In both cases any right-thinking individual would feel for the two men injured in these accidents – but do we not, as cyclists, have to bear the responsibility of what happens to us out on the roads?
If there was to be a claim every time someone broke a carbon rim, cracked a frame or broke a collar bone in bike racing then no one would be racing. Imagine the professionals taking one another to court and watching videotape of a crash in the Tour to work out just who touched what wheel or dodged a bump but didn’t warn the guy behind.
It’s not that I am saying cyclists should be exempt from the ‘rules of the road’ – if I was to go off the pavement and onto the sidewalk and hit a pedestrian then yes, I should be liable. But when it comes down to one rider suing another because one dodged a bit of wood? Or one slammed into the back of another and is claiming it’s because he braked too hard? That kind of stuff happens all the time. There is a responsibility issue here – we all know this when we decide to join a group ride.
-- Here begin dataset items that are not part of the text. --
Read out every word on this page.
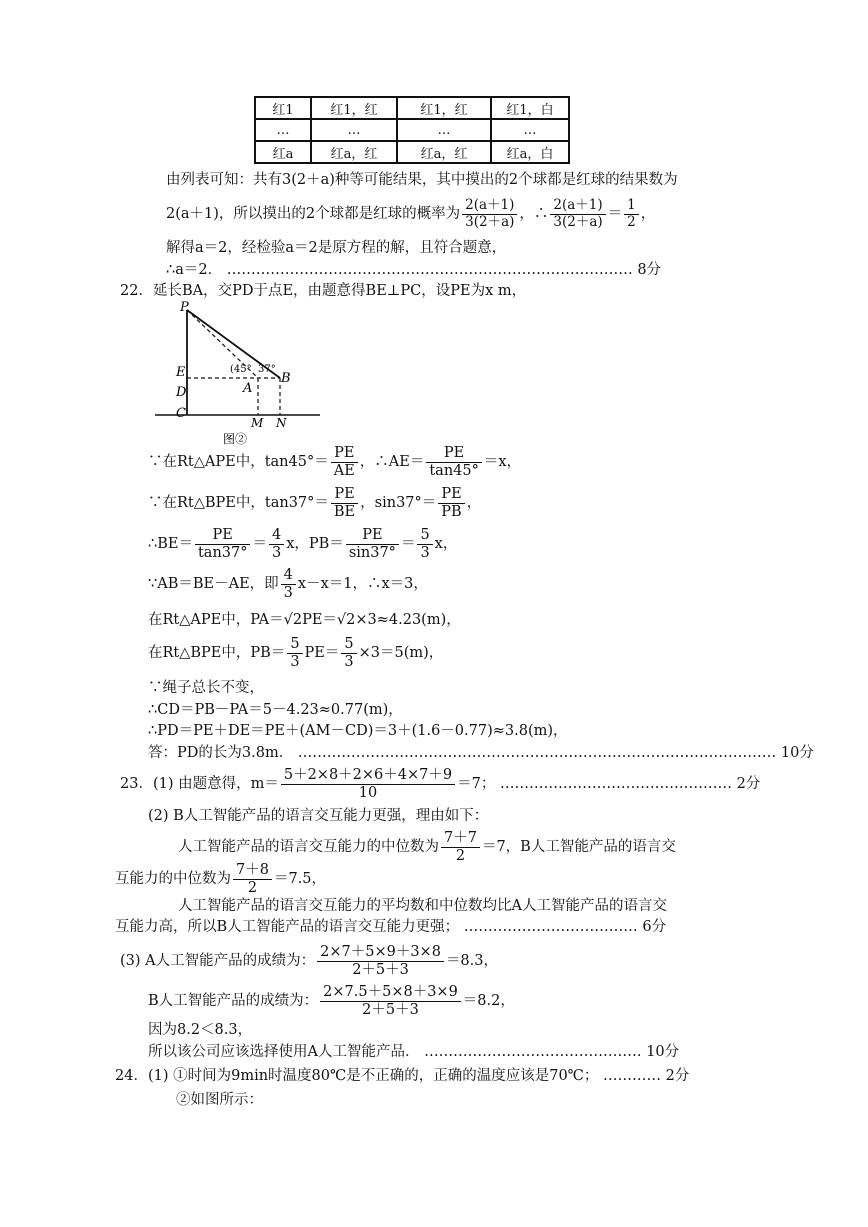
红1	红1，红	红1，红	红1，白
…	…	…	…
红a	红a，红	红a，红	红a，白
由列表可知：共有3(2＋a)种等可能结果，其中摸出的2个球都是红球的结果数为
2(a＋1)，所以摸出的2个球都是红球的概率为 $\frac{2(a+1)}{3(2+a)}$ ，∴ $\frac{2(a+1)}{3(2+a)} = \frac{1}{2}$ ，
解得a＝2，经检验a＝2是原方程的解，且符合题意，
∴a＝2． ………………………………………………………………………… 8分
22．延长BA，交PD于点E，由题意得BE⊥PC，设PE为x m，
P
E
D
C
A
B
M N
(45° 37°
图②
∵在Rt△APE中，$\tan 45^\circ= \frac{PE}{AE}$ ，∴AE＝ $\frac{PE}{\tan 45^\circ} =x$，
∵在Rt△BPE中，$\tan 37^\circ= \frac{PE}{BE}$ ，$\sin 37^\circ= \frac{PE}{PB}$ ，
∴BE＝ $\frac{PE}{\tan 37^\circ} = \frac{4}{3}$ x，$PB= \frac{PE}{\sin 37^\circ} = \frac{5}{3}$ x，
∵AB＝BE－AE，即 $\frac{4}{3} x-x=1$，∴x＝3，
在Rt△APE中，PA＝√2PE＝√2×3≈4.23(m)，
在Rt△BPE中，$PB= \frac{5}{3} PE= \frac{5}{3} \times 3=5(m)$，
∵绳子总长不变，
∴CD＝PB－PA＝5－4.23≈0.77(m)，
∴PD＝PE＋DE＝PE＋(AM－CD)＝3＋(1.6－0.77)≈3.8(m)，
答：PD的长为3.8m． ……………………………………………………………………………………… 10分
23．(1) 由题意得，$m= \frac{5+2\times 8+2\times 6+4\times 7+9}{10} =7$； ………………………………………… 2分
(2) B人工智能产品的语言交互能力更强，理由如下：
人工智能产品的语言交互能力的中位数为 $\frac{7+7}{2} =7$，B人工智能产品的语言交
互能力的中位数为 $\frac{7+8}{2} =7.5$，
人工智能产品的语言交互能力的平均数和中位数均比A人工智能产品的语言交
互能力高，所以B人工智能产品的语言交互能力更强； ……………………………… 6分
(3) A人工智能产品的成绩为： $\frac{2\times 7+5\times 9+3\times 8}{2+5+3} =8.3$，
B人工智能产品的成绩为： $\frac{2\times 7.5+5\times 8+3\times 9}{2+5+3} =8.2$，
因为8.2＜8.3，
所以该公司应该选择使用A人工智能产品． ……………………………………… 10分
24．(1) ①时间为9min时温度80℃是不正确的，正确的温度应该是70℃； ………… 2分
②如图所示：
Should Sara Carrigan be at risk of losing her quality of life because Mr Elsey Jr had an accident? And should Stephen Milligan also be criminalised for an accident that he may or may not have caused?
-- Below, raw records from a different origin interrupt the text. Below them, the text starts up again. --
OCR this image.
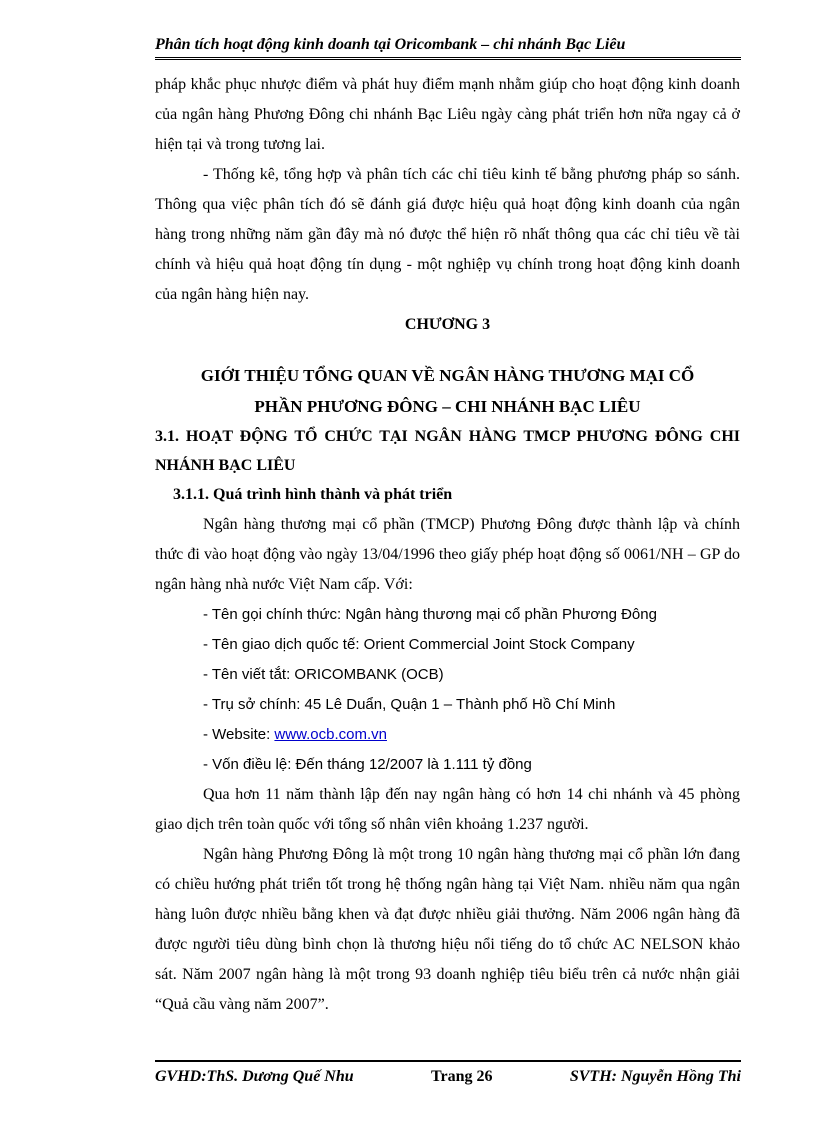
Phân tích hoạt động kinh doanh tại Oricombank – chi nhánh Bạc Liêu

pháp khắc phục nhược điểm và phát huy điểm mạnh nhằm giúp cho hoạt động kinh doanh của ngân hàng Phương Đông chi nhánh Bạc Liêu ngày càng phát triển hơn nữa ngay cả ở hiện tại và trong tương lai.

- Thống kê, tổng hợp và phân tích các chỉ tiêu kinh tế bằng phương pháp so sánh. Thông qua việc phân tích đó sẽ đánh giá được hiệu quả hoạt động kinh doanh của ngân hàng trong những năm gần đây mà nó được thể hiện rõ nhất thông qua các chỉ tiêu về tài chính và hiệu quả hoạt động tín dụng - một nghiệp vụ chính trong hoạt động kinh doanh của ngân hàng hiện nay.

CHƯƠNG 3

GIỚI THIỆU TỔNG QUAN VỀ NGÂN HÀNG THƯƠNG MẠI CỔ

PHẦN PHƯƠNG ĐÔNG – CHI NHÁNH BẠC LIÊU

3.1. HOẠT ĐỘNG TỔ CHỨC TẠI NGÂN HÀNG TMCP PHƯƠNG ĐÔNG CHI NHÁNH BẠC LIÊU

3.1.1. Quá trình hình thành và phát triển

Ngân hàng thương mại cổ phần (TMCP) Phương Đông được thành lập và chính thức đi vào hoạt động vào ngày 13/04/1996 theo giấy phép hoạt động số 0061/NH – GP do ngân hàng nhà nước Việt Nam cấp. Với:

- Tên gọi chính thức: Ngân hàng thương mại cổ phần Phương Đông

- Tên giao dịch quốc tế: Orient Commercial Joint Stock Company

- Tên viết tắt: ORICOMBANK (OCB)

- Trụ sở chính: 45 Lê Duẩn, Quận 1 – Thành phố Hồ Chí Minh

- Website: www.ocb.com.vn

- Vốn điều lệ: Đến tháng 12/2007 là 1.111 tỷ đồng

Qua hơn 11 năm thành lập đến nay ngân hàng có hơn 14 chi nhánh và 45 phòng giao dịch trên toàn quốc với tổng số nhân viên khoảng 1.237 người.

Ngân hàng Phương Đông là một trong 10 ngân hàng thương mại cổ phần lớn đang có chiều hướng phát triển tốt trong hệ thống ngân hàng tại Việt Nam. nhiều năm qua ngân hàng luôn được nhiều bằng khen và đạt được nhiều giải thưởng. Năm 2006 ngân hàng đã được người tiêu dùng bình chọn là thương hiệu nổi tiếng do tổ chức AC NELSON khảo sát. Năm 2007 ngân hàng là một trong 93 doanh nghiệp tiêu biểu trên cả nước nhận giải “Quả cầu vàng năm 2007”.

GVHD:ThS. Dương Quế Nhu	Trang 26	SVTH: Nguyễn Hồng Thi
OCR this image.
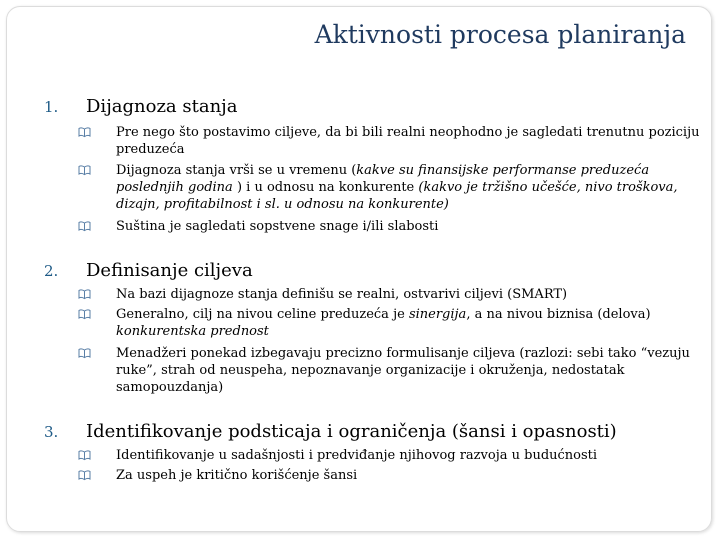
Aktivnosti procesa planiranja
1. Dijagnoza stanja
Pre nego što postavimo ciljeve, da bi bili realni neophodno je sagledati trenutnu poziciju
preduzeća
Dijagnoza stanja vrši se u vremenu (kakve su finansijske performanse preduzeća
poslednjih godina ) i u odnosu na konkurente (kakvo je tržišno učešće, nivo troškova,
dizajn, profitabilnost i sl. u odnosu na konkurente)
Suština je sagledati sopstvene snage i/ili slabosti
2. Definisanje ciljeva
Na bazi dijagnoze stanja definišu se realni, ostvarivi ciljevi (SMART)
Generalno, cilj na nivou celine preduzeća je sinergija, a na nivou biznisa (delova)
konkurentska prednost
Menadžeri ponekad izbegavaju precizno formulisanje ciljeva (razlozi: sebi tako “vezuju
ruke”, strah od neuspeha, nepoznavanje organizacije i okruženja, nedostatak
samopouzdanja)
3. Identifikovanje podsticaja i ograničenja (šansi i opasnosti)
Identifikovanje u sadašnjosti i predviđanje njihovog razvoja u budućnosti
Za uspeh je kritično korišćenje šansi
Show me any experienced ride that has ridden a bike in a group or in a race that hasn’t lost focus or concentration or been in forced into a dangerous line by the movement of the pack – and that hasn’t caused a single accident (or almost caused one, because often it is the skill of others around us that makes the difference) – and I’ll eat that hat of mine.
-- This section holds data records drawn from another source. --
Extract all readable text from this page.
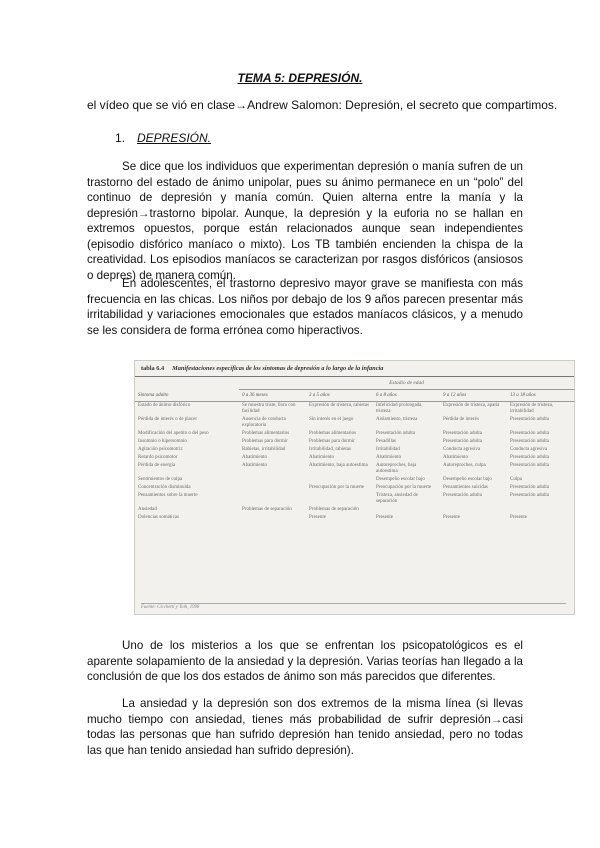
TEMA 5: DEPRESIÓN.
el vídeo que se vió en clase→Andrew Salomon: Depresión, el secreto que compartimos.
1. DEPRESIÓN.

Se dice que los individuos que experimentan depresión o manía sufren de un trastorno del estado de ánimo unipolar, pues su ánimo permanece en un “polo” del continuo de depresión y manía común. Quien alterna entre la manía y la depresión→trastorno bipolar. Aunque, la depresión y la euforia no se hallan en extremos opuestos, porque están relacionados aunque sean independientes (episodio disfórico maníaco o mixto). Los TB también encienden la chispa de la creatividad. Los episodios maníacos se caracterizan por rasgos disfóricos (ansiosos o depres) de manera común.

En adolescentes, el trastorno depresivo mayor grave se manifiesta con más frecuencia en las chicas. Los niños por debajo de los 9 años parecen presentar más irritabilidad y variaciones emocionales que estados maníacos clásicos, y a menudo se les considera de forma errónea como hiperactivos.

tabla 6.4 Manifestaciones específicas de los síntomas de depresión a lo largo de la infancia
Estadio de edad
Síntoma adulto	0 a 36 meses	3 a 5 años	6 a 8 años	9 a 12 años	13 a 18 años
Estado de ánimo disfórico	Se muestra triste, llora con facilidad	Expresión de tristeza, rabietas	Infelicidad prolongada, tristeza	Expresión de tristeza, apatía	Expresión de tristeza, irritabilidad
Pérdida de interés o de placer	Ausencia de conducta exploratoria	Sin interés en el juego	Aislamiento, tristeza	Pérdida de interés	Presentación adulta
Modificación del apetito o del peso	Problemas alimentarios	Problemas alimentarios	Presentación adulta	Presentación adulta	Presentación adulta
Insomnio o hipersomnio	Problemas para dormir	Problemas para dormir	Pesadillas	Presentación adulta	Presentación adulta
Agitación psicomotriz	Rabietas, irritabilidad	Irritabilidad, rabietas	Irritabilidad	Conducta agresiva	Conducta agresiva
Retardo psicomotor	Abatimiento	Abatimiento	Abatimiento	Abatimiento	Presentación adulta
Pérdida de energía	Abatimiento	Abatimiento, baja autoestima	Autoreproches, baja autoestima	Autoreproches, culpa	Presentación adulta
Sentimientos de culpa			Desempeño escolar bajo	Desempeño escolar bajo	Culpa
Concentración disminuida		Preocupación por la muerte	Preocupación por la muerte	Pensamientos suicidas	Presentación adulta
Pensamientos sobre la muerte			Tristeza, ansiedad de separación	Presentación adulta	Presentación adulta
Ansiedad	Problemas de separación	Problemas de separación			
Dolencias somáticas		Presente	Presente	Presente	Presente
Fuente: Cicchetti y Toth, 1998

Uno de los misterios a los que se enfrentan los psicopatológicos es el aparente solapamiento de la ansiedad y la depresión. Varias teorías han llegado a la conclusión de que los dos estados de ánimo son más parecidos que diferentes.

La ansiedad y la depresión son dos extremos de la misma línea (si llevas mucho tiempo con ansiedad, tienes más probabilidad de sufrir depresión→casi todas las personas que han sufrido depresión han tenido ansiedad, pero no todas las que han tenido ansiedad han sufrido depresión).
To be punished in this way for the random series of events that leads to a crash seems to me to be simply unjust and unfair.
I’d rather every sale of a bicycle sees $5 go to a nation-wide fund to be used just for such situations as these, let us all pay – and let us all benefit, when and if the time comes and that becomes a necessity.
One other point to consider is that many people would be put off biking if they had to have insurance just to go for a weekend ride with a mate. Also, many people cycle because they cannot afford a car nor the insurance costs that go with it.
I know of one Asian national cycling federation that is at risk of folding because one rider died after suffering heat stroke and collapsing, hitting his head on the pavement, at one of their organised sportifs. Despite the fact the he had signed a waiver, his family is suing for millions and, apparently they have a chance.
How? I do not know and I do not understand. Surely this man, this unfortunate guy, knew himself the risks involved. What is now at stake is the disbandment of a very good federation that is truly trying to instil a responsible cycling culture among local cyclists.
It’s a tricky one this. You feel for the families and for the guys that get injured, but, something in me just says this is wrong. Be very interested to hear your views.